Resolved: RCA - Azure Monitor missed alerts
Incident Report for BeX
Resolved
RCA - Azure Monitor missed alerts
Incident

Summary of Impact: Between 08:45 and 10:25 UTC on 21 Jan 2021, you were identified as a customer using Azure Monitor who may have experienced issues with missed alerts or missed alerts notifications. All alerts types (except for Activity Log Alerts) that fired between this impact window may not have appeared in the Azure Portal, and all alert types (excluding Metric Alerts and Activity Log Alerts) may not have triggered any Action Groups.

Root Cause: A regression was introduced for an alerts ingestion pipeline as a result of the invalid configuration of a previous deployment.

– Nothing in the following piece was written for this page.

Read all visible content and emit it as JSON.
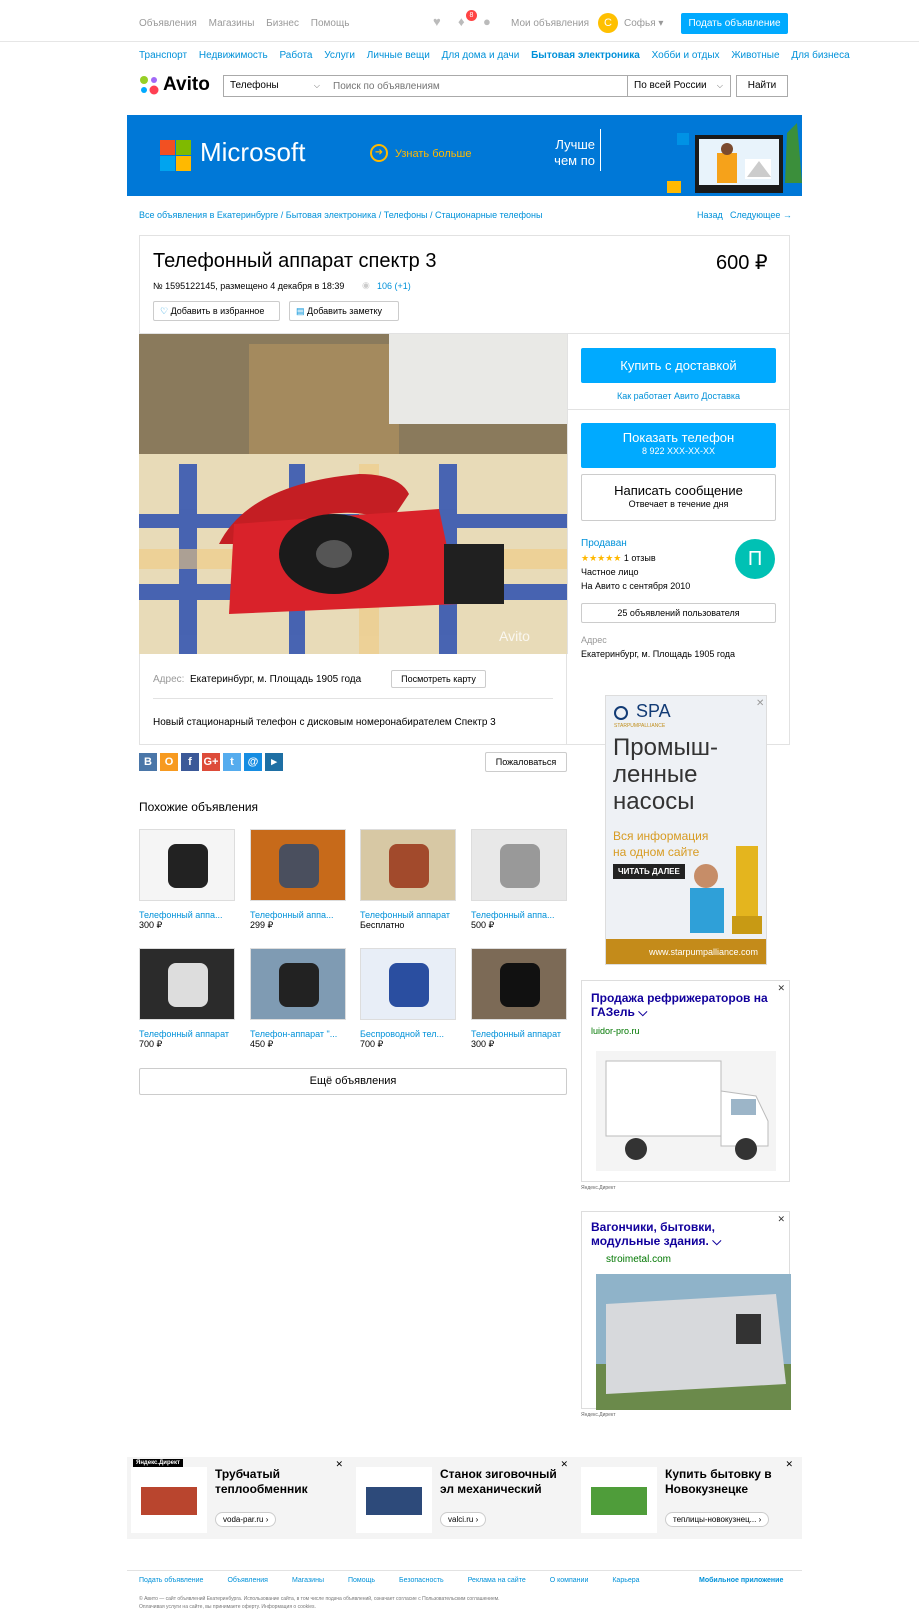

As a result, all alerts requests sent to the Alerts Management Platform received unauthorized exceptions and were dropped. For Activity Log Alerts, long lasting retry mechanisms were in place, so the alerts were eventually processed but with a delay.

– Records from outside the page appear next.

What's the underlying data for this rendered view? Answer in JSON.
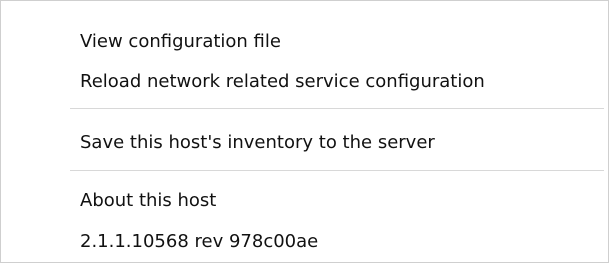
{
  "menu": {
    "items": [
      {
        "label": "View configuration file"
      },
      {
        "label": "Reload network related service configuration"
      },
      {
        "label": "Save this host's inventory to the server"
      },
      {
        "label": "About this host"
      },
      {
        "label": "2.1.1.10568 rev 978c00ae"
      }
    ]
  }
}
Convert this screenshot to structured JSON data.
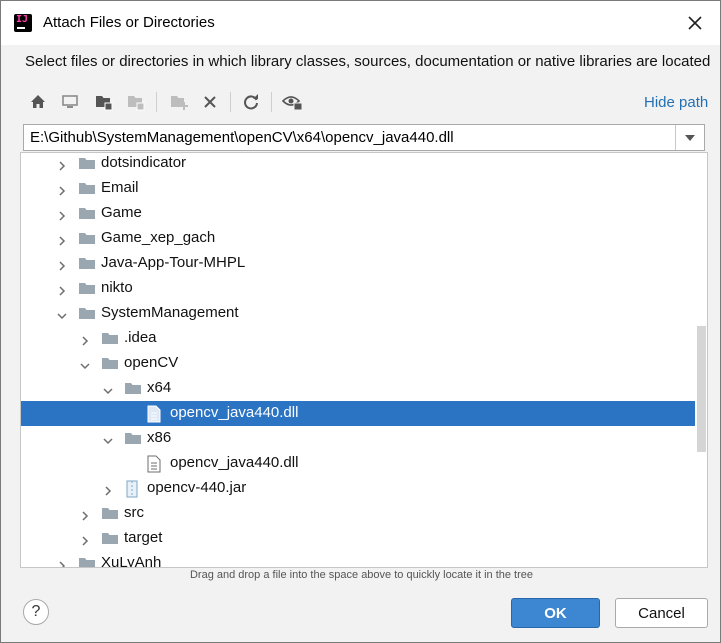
{
  "window": {
    "title": "Attach Files or Directories"
  },
  "description": "Select files or directories in which library classes, sources, documentation or native libraries are located",
  "toolbar": {
    "buttons": [
      {
        "icon": "home-icon"
      },
      {
        "icon": "desktop-icon"
      },
      {
        "icon": "project-folder-icon"
      },
      {
        "icon": "module-folder-icon"
      },
      {
        "icon": "new-folder-icon"
      },
      {
        "icon": "delete-icon"
      },
      {
        "icon": "refresh-icon"
      },
      {
        "icon": "show-hidden-icon"
      }
    ],
    "hide_path_label": "Hide path"
  },
  "path": {
    "value": "E:\\Github\\SystemManagement\\openCV\\x64\\opencv_java440.dll"
  },
  "tree": {
    "rows": [
      {
        "label": "dotsindicator",
        "type": "folder",
        "expanded": false
      },
      {
        "label": "Email",
        "type": "folder",
        "expanded": false
      },
      {
        "label": "Game",
        "type": "folder",
        "expanded": false
      },
      {
        "label": "Game_xep_gach",
        "type": "folder",
        "expanded": false
      },
      {
        "label": "Java-App-Tour-MHPL",
        "type": "folder",
        "expanded": false
      },
      {
        "label": "nikto",
        "type": "folder",
        "expanded": false
      },
      {
        "label": "SystemManagement",
        "type": "folder",
        "expanded": true
      },
      {
        "label": ".idea",
        "type": "folder",
        "expanded": false
      },
      {
        "label": "openCV",
        "type": "folder",
        "expanded": true
      },
      {
        "label": "x64",
        "type": "folder",
        "expanded": true
      },
      {
        "label": "opencv_java440.dll",
        "type": "file",
        "selected": true
      },
      {
        "label": "x86",
        "type": "folder",
        "expanded": true
      },
      {
        "label": "opencv_java440.dll",
        "type": "file"
      },
      {
        "label": "opencv-440.jar",
        "type": "jar",
        "expanded": false
      },
      {
        "label": "src",
        "type": "folder",
        "expanded": false
      },
      {
        "label": "target",
        "type": "folder",
        "expanded": false
      },
      {
        "label": "XuLyAnh",
        "type": "folder",
        "expanded": false
      }
    ]
  },
  "hint": "Drag and drop a file into the space above to quickly locate it in the tree",
  "buttons": {
    "help": "?",
    "ok": "OK",
    "cancel": "Cancel"
  },
  "colors": {
    "selection": "#2b73c3",
    "link": "#2470b3",
    "ok_button": "#3d86d1",
    "folder": "#9aa7b0"
  }
}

Mitigation: The configuration was rolled back to a previous version.

Next Steps: We apologize for the impact to affected customers. We are continuously taking steps to improve the Microsoft Azure Platform and our processes to help ensure such incidents do not occur in the future.

In this case, this includes (but is not limited to):

  • Creating a process at the Azure Metrics Platform to detect Alerts Management Platform failures faster.
  • Improve and harden safe deployment mechanisms to prevent regressions on deployments.

Provide Feedback: Please help us improve the Azure customer communications experience by taking our survey: https://aka.ms/AzurePIRSurvey.



Azure Monitor
Global

Posted Feb 04, 2021 - 06:11 CET
This incident affected: Bex.